Abstract: Measuring Individual Financial Access: Scale Development and Validation (Society for Social Work and Research 30th Annual Conference Anniversary)

Measuring Individual Financial Access: Scale Development and Validation

Schedule:
Friday, January 16, 2026
Independence BR C, ML 4 (Marriott Marquis Washington DC)
* noted as presenting author
Yingying Zhang, MSW, Doctoral Student, Saint Louis University, MO
Julie Birkenmaier, PhD, Professor, Saint Louis University, St. Louis, MO
Jin Huang, PhD, Professor, Saint Louis University, St. Louis, MO
Background and Purpose. Individuals need a variety of financial products and services, such as checking/saving accounts, for meeting their daily transaction and saving needs, as well as achieving long-term financial wellbeing through wealth accumulation. “Financial access”, defined as individuals’ access to needed financial products and services, is of keen interest in research and practice related to financial wellbeing. However, little consensus exists about its conceptualization and measurement.

Methods

As part of a larger project aimed at developing a household financial access scale, the researchers designed a survey that included 14 ordinal items to measure three key dimensions of financial access: (1) mainstream financial products and services (domain 1, 4 items; e.g., financial investment products and retirement savings accounts); (2) institutional practices of financial service providers (domain 2, 3 items; e.g., welcoming physical surroundings and service barriers at financial companies); and (3) individual resources and actions for financial access (domain 3, 7 items; e.g., knowledge and affordability of financial services and products). The survey sampling and administration company, Qualtrics, recruited participants and administered the survey online in 2024. Qualtrics recruited 4,094 participants from online panels of individuals who had consented to be contacted for research studies and applied designated quotas on several demographic characteristics to the sample. These quotas reflect the U.S. general population's key demographics (e.g., age, gender) as reported by the U.S. Census. We conducted Exploratory Factor Analysis (EFA), Confirmatory Factor Analysis (CFA), and Item Response Theory (IRT) analyses to examine the item performance in measuring a latent construct of financial access.

Results

The EFA results of these measurement items from this second cross-sectional survey (N = 4,094) were consistent with those from the first cross-sectional survey conducted in 2023 (N = 1,085) within this financial access measurement project. These measurement items clustered well on the hypothesized dimensions of financial access with strong factor loadings. Their robust measurement performance was further confirmed in the CFA and IRT analyses. However, the second-order CFA suggested that the first domain of the latent concept of financial access only had a moderate association with the other two domains, indicating a complex interaction among the financial access domains. Based on the IRT analyses, we proposed a simplified financial access scale (11 items) with a scorecard for researchers and practitioners.

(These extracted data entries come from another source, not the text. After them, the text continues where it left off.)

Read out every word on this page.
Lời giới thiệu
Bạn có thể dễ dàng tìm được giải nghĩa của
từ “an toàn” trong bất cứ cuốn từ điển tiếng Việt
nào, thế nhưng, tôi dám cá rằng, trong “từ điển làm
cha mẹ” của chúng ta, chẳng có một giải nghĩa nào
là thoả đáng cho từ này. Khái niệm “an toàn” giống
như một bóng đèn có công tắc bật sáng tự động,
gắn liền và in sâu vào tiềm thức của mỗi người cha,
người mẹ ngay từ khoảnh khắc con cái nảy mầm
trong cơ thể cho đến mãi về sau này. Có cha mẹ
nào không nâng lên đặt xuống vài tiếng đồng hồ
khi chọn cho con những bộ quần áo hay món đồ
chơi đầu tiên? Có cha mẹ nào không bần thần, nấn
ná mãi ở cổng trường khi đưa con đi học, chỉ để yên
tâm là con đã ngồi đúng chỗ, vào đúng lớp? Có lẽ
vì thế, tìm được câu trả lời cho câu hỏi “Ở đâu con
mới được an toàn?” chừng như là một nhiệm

Conclusions and Implications. Using these results, researchers can measure individual financial access that reflects financial access as a multi-dimensional concept. Including aspects beyond ownership of formal financial products and use of services reflects one’s financial environment within which individuals function, as well as individual qualities, abilities, resources and perceptions that play a role in ownership and use of products and services. Thus, this formal financial access scale will help clarify and deepen the conceptualization of financial access, assess the bias and errors in the existing measures, and define the financial access concept boundaries.